Second, there is an American Jewish tradition of supporting adult children through more years of education (including unpaid internships) than is standard in other U.S. cultural communities, even at comparable parental income levels. Some connect it to the yeshiva tradition in Eastern Europe, where supporting a scholar who never holds down a job was a matter of pride for an extended family. Why this tradition stuck over the generations even among the nonreligious is an interesting question. Both Chandra and Monica were still apparently supported by their parents well into their mid-twenties.
Put these factors together, and a high proportion of young democratic DC interns are Jewish. It's not a surprise that some of the women get involved with the bosses.
This pop sociology comes from the inside, as I was young and Jewish in the DC intern world myself once, and later a parentally-supported Jewish law student.
--Arthur Stock
(To reply, click here.)
As I see it this "Breakfast Table" manages to give any Frayster a choice of ticking time bombs to try and disarm (or throw at other Fraysters). First, a discussion of the sexual mores of Jewish women. While I have identified a Jewish conspiracy to take all my money and life-force, the conspiracy appears limited to my wife and children. Moreover, a first person comment on whether I think Jewish women are easy for Presbyterian men, would leave me in a deeply compromised position if my wife read it. So I will boldly leave this issue alone. The raising of the second issue reminds me of a little boy who has forgotten what happens when you hit a hornets nest with a stick. So I will simply confine myself to saying that Republicans are low-life fascists who don't deserve to ever hold office in a free country.
--Neill Hamilton
(To reply, click here.)
It doesn't help anybody to understand these situations by pretending that the women involved were empty little china dolls broken by big, bad men. I don't know what the deal is with Levy and Condit, but anyone who read that turgid Starr report saw that Monica Lewinsky was a participant, not a puppet, in what happened.

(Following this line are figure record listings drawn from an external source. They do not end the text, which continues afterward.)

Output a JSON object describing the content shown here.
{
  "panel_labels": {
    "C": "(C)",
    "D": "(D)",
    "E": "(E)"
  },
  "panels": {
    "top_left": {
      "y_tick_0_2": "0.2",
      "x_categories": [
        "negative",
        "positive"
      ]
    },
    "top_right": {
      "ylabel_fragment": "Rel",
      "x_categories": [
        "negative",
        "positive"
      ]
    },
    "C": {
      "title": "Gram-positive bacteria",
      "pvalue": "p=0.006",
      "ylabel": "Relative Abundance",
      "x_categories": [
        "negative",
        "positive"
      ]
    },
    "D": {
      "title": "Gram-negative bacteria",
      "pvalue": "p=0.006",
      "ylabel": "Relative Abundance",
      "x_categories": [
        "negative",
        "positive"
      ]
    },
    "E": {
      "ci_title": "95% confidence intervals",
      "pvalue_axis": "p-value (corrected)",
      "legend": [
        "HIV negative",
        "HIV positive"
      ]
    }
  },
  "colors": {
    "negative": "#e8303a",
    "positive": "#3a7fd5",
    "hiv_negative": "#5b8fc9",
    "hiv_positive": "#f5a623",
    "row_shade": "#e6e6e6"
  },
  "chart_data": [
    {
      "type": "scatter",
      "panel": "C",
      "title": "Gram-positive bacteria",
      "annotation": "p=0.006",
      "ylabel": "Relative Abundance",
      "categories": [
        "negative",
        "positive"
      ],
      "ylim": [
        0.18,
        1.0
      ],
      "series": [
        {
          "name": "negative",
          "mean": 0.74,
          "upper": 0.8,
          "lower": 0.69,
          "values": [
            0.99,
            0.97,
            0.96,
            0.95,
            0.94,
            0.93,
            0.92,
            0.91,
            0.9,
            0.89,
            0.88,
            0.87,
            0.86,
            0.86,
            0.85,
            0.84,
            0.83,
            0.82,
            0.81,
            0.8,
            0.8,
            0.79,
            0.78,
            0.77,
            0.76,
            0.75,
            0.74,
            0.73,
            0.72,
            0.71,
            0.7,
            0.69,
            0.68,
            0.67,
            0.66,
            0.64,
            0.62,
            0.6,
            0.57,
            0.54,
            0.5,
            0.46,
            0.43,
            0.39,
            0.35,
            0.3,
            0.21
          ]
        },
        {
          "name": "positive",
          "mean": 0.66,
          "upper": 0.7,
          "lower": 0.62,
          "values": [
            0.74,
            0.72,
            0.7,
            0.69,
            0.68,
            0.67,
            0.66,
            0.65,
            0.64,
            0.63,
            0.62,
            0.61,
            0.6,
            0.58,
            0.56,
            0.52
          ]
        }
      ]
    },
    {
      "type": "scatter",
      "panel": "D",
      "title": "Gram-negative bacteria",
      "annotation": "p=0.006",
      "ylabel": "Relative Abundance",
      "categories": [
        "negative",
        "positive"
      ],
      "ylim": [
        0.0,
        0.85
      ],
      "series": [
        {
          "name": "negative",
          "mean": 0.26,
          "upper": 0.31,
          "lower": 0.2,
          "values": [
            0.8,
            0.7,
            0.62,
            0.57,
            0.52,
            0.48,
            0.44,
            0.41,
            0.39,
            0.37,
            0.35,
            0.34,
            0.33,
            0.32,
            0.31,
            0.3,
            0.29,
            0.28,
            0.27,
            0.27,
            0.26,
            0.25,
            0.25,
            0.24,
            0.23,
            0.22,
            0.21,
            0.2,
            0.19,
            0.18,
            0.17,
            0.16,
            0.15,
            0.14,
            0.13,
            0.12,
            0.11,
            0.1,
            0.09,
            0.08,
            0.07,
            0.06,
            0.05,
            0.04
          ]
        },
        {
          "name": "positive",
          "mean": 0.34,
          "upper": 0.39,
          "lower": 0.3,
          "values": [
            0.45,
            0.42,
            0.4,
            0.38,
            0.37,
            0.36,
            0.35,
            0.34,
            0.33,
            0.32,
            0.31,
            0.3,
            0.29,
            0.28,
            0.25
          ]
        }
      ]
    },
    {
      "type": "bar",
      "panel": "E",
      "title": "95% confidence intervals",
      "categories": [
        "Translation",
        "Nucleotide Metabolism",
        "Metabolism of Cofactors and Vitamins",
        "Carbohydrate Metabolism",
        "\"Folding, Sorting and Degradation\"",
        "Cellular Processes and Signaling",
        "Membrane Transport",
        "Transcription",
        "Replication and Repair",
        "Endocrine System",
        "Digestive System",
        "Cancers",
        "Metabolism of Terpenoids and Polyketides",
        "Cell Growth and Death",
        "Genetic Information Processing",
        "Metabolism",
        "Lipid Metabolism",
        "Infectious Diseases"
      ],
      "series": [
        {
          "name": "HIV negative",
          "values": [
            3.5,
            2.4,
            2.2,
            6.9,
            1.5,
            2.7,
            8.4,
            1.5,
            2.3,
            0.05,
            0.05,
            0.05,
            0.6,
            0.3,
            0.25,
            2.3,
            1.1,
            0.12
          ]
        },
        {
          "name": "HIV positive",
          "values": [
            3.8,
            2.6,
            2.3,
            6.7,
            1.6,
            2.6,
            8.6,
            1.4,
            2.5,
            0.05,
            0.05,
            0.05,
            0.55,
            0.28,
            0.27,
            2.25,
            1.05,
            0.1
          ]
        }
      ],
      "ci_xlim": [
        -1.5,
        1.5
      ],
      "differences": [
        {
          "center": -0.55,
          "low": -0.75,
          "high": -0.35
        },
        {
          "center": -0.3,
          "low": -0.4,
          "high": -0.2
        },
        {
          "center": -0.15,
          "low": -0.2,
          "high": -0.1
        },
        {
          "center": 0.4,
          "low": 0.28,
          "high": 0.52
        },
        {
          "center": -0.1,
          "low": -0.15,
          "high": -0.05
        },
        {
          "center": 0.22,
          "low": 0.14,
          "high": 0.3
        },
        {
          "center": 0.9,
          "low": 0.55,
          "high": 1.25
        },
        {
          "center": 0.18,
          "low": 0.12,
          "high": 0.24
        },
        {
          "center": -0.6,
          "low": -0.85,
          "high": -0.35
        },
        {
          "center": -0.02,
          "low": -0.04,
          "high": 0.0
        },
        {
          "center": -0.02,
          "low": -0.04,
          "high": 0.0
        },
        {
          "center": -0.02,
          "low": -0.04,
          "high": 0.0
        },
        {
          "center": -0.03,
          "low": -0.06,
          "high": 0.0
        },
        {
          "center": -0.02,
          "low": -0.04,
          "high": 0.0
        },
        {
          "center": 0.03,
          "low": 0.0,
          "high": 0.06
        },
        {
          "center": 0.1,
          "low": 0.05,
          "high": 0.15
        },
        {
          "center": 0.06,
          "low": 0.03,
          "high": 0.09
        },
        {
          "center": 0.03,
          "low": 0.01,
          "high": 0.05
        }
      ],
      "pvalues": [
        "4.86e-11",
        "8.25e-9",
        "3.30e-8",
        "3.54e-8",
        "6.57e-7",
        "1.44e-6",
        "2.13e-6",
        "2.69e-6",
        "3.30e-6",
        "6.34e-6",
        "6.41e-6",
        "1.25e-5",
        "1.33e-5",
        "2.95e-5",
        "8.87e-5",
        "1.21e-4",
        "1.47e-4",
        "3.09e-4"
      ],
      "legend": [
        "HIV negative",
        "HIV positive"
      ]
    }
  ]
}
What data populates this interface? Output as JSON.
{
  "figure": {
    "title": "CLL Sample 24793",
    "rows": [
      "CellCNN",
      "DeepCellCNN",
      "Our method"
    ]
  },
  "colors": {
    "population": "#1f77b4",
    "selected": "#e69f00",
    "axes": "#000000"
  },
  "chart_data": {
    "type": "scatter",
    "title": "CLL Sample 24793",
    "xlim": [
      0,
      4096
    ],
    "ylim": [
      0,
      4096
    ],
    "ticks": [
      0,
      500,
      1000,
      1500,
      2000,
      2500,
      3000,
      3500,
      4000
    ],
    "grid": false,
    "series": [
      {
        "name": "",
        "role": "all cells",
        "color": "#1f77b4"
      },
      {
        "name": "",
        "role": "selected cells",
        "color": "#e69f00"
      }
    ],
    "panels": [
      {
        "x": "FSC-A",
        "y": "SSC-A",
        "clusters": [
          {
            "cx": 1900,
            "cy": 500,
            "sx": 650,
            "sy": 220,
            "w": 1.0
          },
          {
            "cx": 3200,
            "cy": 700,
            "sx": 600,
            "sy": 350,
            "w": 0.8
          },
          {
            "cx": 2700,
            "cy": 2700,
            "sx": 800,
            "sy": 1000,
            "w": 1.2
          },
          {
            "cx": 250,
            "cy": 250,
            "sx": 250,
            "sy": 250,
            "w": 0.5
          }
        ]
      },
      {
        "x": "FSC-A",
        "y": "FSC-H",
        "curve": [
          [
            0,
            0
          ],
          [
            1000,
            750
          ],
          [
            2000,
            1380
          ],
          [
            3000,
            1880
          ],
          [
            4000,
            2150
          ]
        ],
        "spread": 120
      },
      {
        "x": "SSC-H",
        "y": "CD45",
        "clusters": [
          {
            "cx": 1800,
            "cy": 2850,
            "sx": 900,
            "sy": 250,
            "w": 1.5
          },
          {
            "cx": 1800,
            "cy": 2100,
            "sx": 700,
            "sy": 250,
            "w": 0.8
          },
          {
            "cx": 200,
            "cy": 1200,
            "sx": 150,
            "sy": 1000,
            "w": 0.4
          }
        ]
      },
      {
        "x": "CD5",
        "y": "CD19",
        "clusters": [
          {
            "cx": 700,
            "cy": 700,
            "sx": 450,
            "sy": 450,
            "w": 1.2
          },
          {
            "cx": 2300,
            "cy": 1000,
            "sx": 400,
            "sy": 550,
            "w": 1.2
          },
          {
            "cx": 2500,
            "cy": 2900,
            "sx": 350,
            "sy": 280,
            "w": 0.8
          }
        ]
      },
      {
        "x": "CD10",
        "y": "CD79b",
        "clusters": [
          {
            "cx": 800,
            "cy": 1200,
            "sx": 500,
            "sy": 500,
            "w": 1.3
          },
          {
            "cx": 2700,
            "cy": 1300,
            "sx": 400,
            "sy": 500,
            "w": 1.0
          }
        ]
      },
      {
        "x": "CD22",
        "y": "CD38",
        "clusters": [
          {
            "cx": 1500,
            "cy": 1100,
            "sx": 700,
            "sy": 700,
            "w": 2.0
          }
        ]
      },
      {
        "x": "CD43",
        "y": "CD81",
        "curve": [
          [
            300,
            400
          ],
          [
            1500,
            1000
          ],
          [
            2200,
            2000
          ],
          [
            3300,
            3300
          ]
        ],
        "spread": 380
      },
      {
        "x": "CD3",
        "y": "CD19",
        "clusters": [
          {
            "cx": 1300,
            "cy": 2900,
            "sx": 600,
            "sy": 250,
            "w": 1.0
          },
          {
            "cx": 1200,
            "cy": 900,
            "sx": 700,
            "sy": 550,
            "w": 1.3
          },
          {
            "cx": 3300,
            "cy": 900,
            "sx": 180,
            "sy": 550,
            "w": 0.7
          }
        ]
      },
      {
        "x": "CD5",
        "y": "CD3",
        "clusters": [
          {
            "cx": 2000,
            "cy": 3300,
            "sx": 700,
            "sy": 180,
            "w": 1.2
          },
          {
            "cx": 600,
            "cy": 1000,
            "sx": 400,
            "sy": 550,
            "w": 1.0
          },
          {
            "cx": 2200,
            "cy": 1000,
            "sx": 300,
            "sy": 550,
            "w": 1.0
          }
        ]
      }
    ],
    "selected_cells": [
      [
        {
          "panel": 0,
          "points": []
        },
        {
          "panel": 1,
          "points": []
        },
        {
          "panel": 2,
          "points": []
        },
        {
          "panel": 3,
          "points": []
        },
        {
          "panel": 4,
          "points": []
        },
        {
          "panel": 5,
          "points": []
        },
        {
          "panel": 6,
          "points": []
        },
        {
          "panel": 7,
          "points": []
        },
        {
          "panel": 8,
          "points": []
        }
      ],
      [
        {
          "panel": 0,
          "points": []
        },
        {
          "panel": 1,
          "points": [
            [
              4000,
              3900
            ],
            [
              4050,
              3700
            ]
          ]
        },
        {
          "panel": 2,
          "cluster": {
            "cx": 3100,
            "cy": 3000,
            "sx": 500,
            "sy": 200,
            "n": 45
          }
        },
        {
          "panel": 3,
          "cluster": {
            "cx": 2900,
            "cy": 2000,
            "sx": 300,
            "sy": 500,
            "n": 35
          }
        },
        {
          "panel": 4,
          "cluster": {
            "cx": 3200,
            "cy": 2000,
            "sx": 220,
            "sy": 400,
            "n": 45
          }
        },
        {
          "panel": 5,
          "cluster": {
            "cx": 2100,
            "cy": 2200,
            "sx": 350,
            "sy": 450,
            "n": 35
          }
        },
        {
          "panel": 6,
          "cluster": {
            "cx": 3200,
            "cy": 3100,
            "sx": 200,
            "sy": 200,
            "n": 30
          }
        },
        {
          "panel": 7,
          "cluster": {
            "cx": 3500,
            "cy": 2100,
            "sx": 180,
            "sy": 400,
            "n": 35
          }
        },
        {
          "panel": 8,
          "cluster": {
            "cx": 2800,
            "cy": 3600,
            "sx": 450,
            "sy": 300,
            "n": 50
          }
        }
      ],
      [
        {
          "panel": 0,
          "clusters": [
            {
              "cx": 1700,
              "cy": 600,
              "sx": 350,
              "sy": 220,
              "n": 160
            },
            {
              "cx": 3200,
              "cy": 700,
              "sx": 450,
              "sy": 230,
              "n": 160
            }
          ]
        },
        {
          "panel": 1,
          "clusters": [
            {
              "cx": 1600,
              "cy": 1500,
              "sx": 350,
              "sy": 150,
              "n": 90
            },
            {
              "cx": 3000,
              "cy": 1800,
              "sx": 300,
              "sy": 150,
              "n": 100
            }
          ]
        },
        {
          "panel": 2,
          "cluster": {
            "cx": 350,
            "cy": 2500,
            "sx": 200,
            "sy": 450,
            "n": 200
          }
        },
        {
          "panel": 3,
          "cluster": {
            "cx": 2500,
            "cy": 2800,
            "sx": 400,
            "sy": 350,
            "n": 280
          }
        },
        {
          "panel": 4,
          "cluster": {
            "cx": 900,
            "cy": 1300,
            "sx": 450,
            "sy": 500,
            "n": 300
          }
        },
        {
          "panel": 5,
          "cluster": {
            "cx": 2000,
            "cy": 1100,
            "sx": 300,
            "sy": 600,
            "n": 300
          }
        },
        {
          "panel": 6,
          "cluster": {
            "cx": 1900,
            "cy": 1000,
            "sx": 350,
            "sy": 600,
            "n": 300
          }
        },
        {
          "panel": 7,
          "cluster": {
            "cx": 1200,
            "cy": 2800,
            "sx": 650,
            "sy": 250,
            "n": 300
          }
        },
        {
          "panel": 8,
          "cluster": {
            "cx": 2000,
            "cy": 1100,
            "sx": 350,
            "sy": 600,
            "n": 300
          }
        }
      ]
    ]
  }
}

There are women who are attracted to power, and there are women who play on the shortcomings of powerful men for their own reasons. To suppose otherwise is to deny them the very three-dimensional existence that women's empowerment is supposed to provide. To suppose otherwise is to do a shocking disservice to the thousands of young women who cycle through Washington, DC, every year, working hard and getting ahead and never once thinking that it would be all right to sleep with a married man who insisted you not bring ID on your "dates."